Esa sensación de no saber qué nueva locura te espera en el siguiente nivel o la sorpresa al descubrir cómo cambia la jugabilidad con un nuevo power-up, es lo que Super Mario Wonder ha convertido en su tema principal. Y el motivo por el que espero con tantísimas ganas esta nueva aventura 2D del fontanero.
Rafael Aznar: Hay muchos motivos para aplaudir a rabiar a Mario, pero, sin duda, el más destacado, es cómo Nintendo ha sabido reinventar la saga juego tras juego. No sólo con gráficos más o menos coloridos, más o menos definidos, sino, principalmente, con creatividad jugable. Un Mario nunca es ‘más de lo mismo’, y Super Mario Bros Wonder será la máxima expresión de esa filosofía.
Francamente, creía imposible que, después de la captura de enemigos de Super Mario Odyssey, se pudiera volver a sorprender de la misma manera. Pero se nota que hablamos del primer juego 2D inédito de Mario desde que New Super Mario Bros U se estrenó hace casi once años. Nintendo se ha dado tiempo de sobra para pensar y repensar ideas disparatadas con las que volver a hacernos sentir como niños.

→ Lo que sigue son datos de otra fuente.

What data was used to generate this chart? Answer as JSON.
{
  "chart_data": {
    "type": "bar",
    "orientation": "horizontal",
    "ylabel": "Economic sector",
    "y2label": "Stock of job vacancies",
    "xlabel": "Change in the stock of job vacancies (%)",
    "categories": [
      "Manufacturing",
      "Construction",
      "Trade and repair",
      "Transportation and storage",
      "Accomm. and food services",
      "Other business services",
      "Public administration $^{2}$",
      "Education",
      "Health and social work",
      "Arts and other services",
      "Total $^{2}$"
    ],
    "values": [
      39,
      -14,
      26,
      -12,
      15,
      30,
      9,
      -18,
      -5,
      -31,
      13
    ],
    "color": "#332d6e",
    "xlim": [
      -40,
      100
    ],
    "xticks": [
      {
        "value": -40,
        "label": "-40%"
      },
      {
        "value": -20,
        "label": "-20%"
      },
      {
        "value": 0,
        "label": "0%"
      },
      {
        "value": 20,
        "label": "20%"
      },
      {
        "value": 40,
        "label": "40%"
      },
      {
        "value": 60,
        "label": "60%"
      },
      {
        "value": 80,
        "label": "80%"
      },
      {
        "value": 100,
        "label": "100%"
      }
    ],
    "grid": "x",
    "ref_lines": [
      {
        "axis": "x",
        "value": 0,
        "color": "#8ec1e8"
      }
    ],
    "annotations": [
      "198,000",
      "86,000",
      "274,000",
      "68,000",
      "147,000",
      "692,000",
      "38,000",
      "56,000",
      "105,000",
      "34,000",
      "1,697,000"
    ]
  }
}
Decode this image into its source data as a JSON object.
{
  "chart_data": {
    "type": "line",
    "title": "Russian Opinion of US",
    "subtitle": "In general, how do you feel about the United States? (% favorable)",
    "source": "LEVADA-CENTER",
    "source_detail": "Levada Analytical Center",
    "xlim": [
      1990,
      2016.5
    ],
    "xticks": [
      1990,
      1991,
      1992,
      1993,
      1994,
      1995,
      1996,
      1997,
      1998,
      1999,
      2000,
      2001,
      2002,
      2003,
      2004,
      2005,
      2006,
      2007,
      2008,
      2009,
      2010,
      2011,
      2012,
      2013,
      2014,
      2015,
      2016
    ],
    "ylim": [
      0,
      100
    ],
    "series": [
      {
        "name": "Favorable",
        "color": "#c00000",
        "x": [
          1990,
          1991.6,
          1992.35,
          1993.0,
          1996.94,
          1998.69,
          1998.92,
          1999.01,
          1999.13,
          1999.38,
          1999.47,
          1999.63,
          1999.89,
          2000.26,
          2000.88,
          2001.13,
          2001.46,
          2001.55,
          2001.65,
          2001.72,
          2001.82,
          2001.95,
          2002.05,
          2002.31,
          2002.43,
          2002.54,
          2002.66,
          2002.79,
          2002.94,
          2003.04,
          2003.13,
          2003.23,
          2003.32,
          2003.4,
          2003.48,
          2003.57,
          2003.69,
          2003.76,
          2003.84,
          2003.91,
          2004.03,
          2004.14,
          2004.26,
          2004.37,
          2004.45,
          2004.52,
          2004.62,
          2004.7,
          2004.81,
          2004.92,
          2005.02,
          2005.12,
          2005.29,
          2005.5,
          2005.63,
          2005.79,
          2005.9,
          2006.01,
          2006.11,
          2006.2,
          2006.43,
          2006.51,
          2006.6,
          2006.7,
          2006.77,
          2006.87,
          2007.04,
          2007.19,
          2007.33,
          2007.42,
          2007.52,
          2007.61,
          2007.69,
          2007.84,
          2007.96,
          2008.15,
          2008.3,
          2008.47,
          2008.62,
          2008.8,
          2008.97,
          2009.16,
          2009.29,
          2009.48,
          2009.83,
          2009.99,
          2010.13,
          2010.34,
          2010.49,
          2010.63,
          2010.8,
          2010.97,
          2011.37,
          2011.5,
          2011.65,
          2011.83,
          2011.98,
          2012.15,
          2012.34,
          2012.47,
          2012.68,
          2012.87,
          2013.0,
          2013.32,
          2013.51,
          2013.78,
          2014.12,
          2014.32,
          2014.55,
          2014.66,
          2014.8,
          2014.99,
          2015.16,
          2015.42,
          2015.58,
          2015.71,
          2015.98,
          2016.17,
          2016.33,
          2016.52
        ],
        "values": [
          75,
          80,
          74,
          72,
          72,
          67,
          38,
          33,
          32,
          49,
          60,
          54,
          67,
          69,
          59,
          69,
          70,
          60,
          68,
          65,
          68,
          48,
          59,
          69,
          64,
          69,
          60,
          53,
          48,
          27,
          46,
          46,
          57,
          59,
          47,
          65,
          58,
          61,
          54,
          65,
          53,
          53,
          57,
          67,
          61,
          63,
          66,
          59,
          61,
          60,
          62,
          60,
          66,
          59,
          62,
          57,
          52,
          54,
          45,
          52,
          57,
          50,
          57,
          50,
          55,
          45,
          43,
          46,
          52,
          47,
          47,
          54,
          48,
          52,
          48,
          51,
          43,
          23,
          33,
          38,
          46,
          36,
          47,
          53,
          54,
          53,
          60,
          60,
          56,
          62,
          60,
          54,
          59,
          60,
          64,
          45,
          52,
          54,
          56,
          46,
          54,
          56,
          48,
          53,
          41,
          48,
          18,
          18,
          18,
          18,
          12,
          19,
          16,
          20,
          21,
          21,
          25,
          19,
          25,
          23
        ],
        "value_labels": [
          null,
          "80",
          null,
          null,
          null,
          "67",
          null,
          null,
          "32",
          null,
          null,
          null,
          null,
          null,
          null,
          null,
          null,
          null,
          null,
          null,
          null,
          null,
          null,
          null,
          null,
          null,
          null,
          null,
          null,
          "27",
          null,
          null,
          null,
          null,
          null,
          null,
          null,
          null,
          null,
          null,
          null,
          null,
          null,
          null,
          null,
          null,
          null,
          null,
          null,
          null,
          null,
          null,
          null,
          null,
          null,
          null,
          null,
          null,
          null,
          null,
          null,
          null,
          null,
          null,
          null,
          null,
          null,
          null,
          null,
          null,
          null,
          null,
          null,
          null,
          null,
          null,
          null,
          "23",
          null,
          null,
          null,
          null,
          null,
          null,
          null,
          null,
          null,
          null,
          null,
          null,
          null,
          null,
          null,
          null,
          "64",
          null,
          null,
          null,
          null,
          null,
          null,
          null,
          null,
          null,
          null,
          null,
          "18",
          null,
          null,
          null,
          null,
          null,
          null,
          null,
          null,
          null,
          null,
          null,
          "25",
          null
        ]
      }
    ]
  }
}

Cómo no, me quedo con lo que van a suponer las flores maravilla, que serán casi como activar fases de bonus de la vieja escuela en cada uno de los niveles del juego. Pero no me puedo olvidar de la transformación en elefante, gracias a la cual Mario y sus amigos irrumpirán en Switch como un paquidermo en una cristalería. El cazador furtivo Bowser tiene los días contados: será él quien acabe convertido en marfil.